The cylinder block 10 has a plurality of cylinder bores (not shown) formed therein, and defines a plurality of cylinders arranged in one line along with the cylinder head 20 which covers the cylinder block 10. The row direction of the plurality of cylinders is represented by an arrow A in these figures.

The cylinder head 20 has intake ports 22 for the cylinders formed on an intake side 21 of the engine body defined on one side of the engine body with respect to the cylinder row direction A. The cylinder head 20 also has exhaust ports (not shown) for the cylinders formed on an exhaust side 23 of the engine body defined on the other side of the engine body with respect to the cylinder row direction A. In addition, the cylinder head 20 is provided with a cooling water passage 24 formed therein.

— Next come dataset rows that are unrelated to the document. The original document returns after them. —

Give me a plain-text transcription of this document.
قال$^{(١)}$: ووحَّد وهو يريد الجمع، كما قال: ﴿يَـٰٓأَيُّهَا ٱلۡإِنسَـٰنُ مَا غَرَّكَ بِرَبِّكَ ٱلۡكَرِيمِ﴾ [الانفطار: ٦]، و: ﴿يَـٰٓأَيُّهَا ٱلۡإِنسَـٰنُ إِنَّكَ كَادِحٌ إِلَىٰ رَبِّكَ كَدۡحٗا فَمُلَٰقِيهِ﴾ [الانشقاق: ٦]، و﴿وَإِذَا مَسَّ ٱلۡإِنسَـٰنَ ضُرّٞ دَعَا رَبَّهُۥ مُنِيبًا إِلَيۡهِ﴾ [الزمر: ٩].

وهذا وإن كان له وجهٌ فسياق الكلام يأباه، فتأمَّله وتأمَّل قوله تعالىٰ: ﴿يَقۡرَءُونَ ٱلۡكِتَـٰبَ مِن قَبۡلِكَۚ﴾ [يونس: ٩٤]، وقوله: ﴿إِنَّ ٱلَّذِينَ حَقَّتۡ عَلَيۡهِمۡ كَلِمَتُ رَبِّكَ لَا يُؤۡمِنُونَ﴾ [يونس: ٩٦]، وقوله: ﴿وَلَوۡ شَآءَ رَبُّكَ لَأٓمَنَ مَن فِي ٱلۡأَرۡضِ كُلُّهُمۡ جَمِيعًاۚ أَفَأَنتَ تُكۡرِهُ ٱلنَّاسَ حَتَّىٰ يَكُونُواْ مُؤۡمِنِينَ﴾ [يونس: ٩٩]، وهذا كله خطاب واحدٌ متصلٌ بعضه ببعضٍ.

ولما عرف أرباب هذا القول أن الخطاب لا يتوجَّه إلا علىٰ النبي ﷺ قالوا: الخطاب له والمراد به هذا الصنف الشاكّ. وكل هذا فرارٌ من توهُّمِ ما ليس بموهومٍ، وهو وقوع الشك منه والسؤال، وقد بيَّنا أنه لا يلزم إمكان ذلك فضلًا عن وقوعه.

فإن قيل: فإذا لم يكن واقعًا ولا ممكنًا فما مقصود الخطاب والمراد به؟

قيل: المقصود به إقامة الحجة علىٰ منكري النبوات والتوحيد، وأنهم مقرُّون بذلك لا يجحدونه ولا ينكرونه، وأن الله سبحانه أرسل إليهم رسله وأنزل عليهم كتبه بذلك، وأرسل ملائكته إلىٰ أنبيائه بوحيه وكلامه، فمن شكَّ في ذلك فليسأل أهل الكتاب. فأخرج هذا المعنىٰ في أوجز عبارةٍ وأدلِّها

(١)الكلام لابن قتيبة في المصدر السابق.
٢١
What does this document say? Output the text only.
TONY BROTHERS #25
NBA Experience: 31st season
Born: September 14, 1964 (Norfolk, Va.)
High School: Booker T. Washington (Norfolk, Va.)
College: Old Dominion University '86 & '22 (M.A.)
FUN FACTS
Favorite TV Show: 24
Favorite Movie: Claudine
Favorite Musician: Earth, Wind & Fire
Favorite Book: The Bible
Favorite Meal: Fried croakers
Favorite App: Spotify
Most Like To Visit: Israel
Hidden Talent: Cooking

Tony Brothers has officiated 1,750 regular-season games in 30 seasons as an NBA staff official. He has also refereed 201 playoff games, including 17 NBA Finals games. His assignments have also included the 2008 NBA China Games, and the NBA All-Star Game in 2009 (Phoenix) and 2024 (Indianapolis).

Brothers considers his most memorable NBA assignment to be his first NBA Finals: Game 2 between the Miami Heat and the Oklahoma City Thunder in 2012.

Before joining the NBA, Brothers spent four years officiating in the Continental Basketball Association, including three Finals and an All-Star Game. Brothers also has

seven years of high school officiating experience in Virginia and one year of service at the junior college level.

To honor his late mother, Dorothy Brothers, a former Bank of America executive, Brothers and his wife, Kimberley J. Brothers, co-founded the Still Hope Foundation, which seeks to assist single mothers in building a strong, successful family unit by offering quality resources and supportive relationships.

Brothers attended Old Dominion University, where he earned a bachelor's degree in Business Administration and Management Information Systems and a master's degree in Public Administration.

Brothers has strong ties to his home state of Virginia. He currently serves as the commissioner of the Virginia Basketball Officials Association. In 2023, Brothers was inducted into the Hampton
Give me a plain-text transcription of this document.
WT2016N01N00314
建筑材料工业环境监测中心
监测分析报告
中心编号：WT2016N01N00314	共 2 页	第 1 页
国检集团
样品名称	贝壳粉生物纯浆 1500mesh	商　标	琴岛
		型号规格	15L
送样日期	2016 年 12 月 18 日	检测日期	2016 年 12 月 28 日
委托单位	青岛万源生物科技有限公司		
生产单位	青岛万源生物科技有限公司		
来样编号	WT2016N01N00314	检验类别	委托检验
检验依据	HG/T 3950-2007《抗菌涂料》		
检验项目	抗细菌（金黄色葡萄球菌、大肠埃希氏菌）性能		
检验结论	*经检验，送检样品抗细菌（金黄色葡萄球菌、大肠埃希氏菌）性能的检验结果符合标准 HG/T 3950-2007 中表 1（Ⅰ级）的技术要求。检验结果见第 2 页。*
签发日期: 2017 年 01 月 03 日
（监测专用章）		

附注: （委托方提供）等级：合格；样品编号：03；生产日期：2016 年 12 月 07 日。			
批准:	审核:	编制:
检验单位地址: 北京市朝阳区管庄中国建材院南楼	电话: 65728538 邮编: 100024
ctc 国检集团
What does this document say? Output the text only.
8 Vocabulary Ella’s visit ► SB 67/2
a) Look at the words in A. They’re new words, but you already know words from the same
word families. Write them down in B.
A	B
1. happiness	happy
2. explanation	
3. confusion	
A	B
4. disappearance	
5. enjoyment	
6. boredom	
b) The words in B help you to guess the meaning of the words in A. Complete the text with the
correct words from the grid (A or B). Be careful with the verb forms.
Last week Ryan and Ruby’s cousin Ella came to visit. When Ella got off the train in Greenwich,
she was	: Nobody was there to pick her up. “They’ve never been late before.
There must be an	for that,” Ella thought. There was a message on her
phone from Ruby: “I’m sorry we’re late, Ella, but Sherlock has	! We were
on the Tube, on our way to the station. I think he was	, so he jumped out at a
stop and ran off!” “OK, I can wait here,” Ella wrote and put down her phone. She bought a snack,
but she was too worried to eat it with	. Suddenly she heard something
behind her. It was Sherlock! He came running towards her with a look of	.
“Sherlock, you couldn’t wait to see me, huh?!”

The cylinder head 20 is provided with an intake manifold (not shown) or an intake air passage member on the intake side 21 of the engine body, and an exhaust manifold 25 or an exhaust air passage member on the exhaust side 23 of the engine body.

Cylinder head 20 is provided with an overhang 101 projecting from an end 26 thereof with respect to cylinder row direction A (cylinder row end 26) and extending in a direction from the intake side 21 to the exhaust side 23 of the engine body. The overhang 101 is formed by projecting an upper portion of the cylinder row end 26 of the cylinder head 20 more outward relative to the engine body than an end 11 of the cylinder block 10 with respect to the cylinder row direction A (cylinder row end 11), and thus defines a space 102 thereunder. The overhang 101, in this embodiment, is almost uniformly formed from the intake side 21 to the exhaust side 23 of the engine body. The cylinder row end 11 of the cylinder block 10 and the lower portion of the cylinder row end 26 of the cylinder head 20 form an almost continuous surface.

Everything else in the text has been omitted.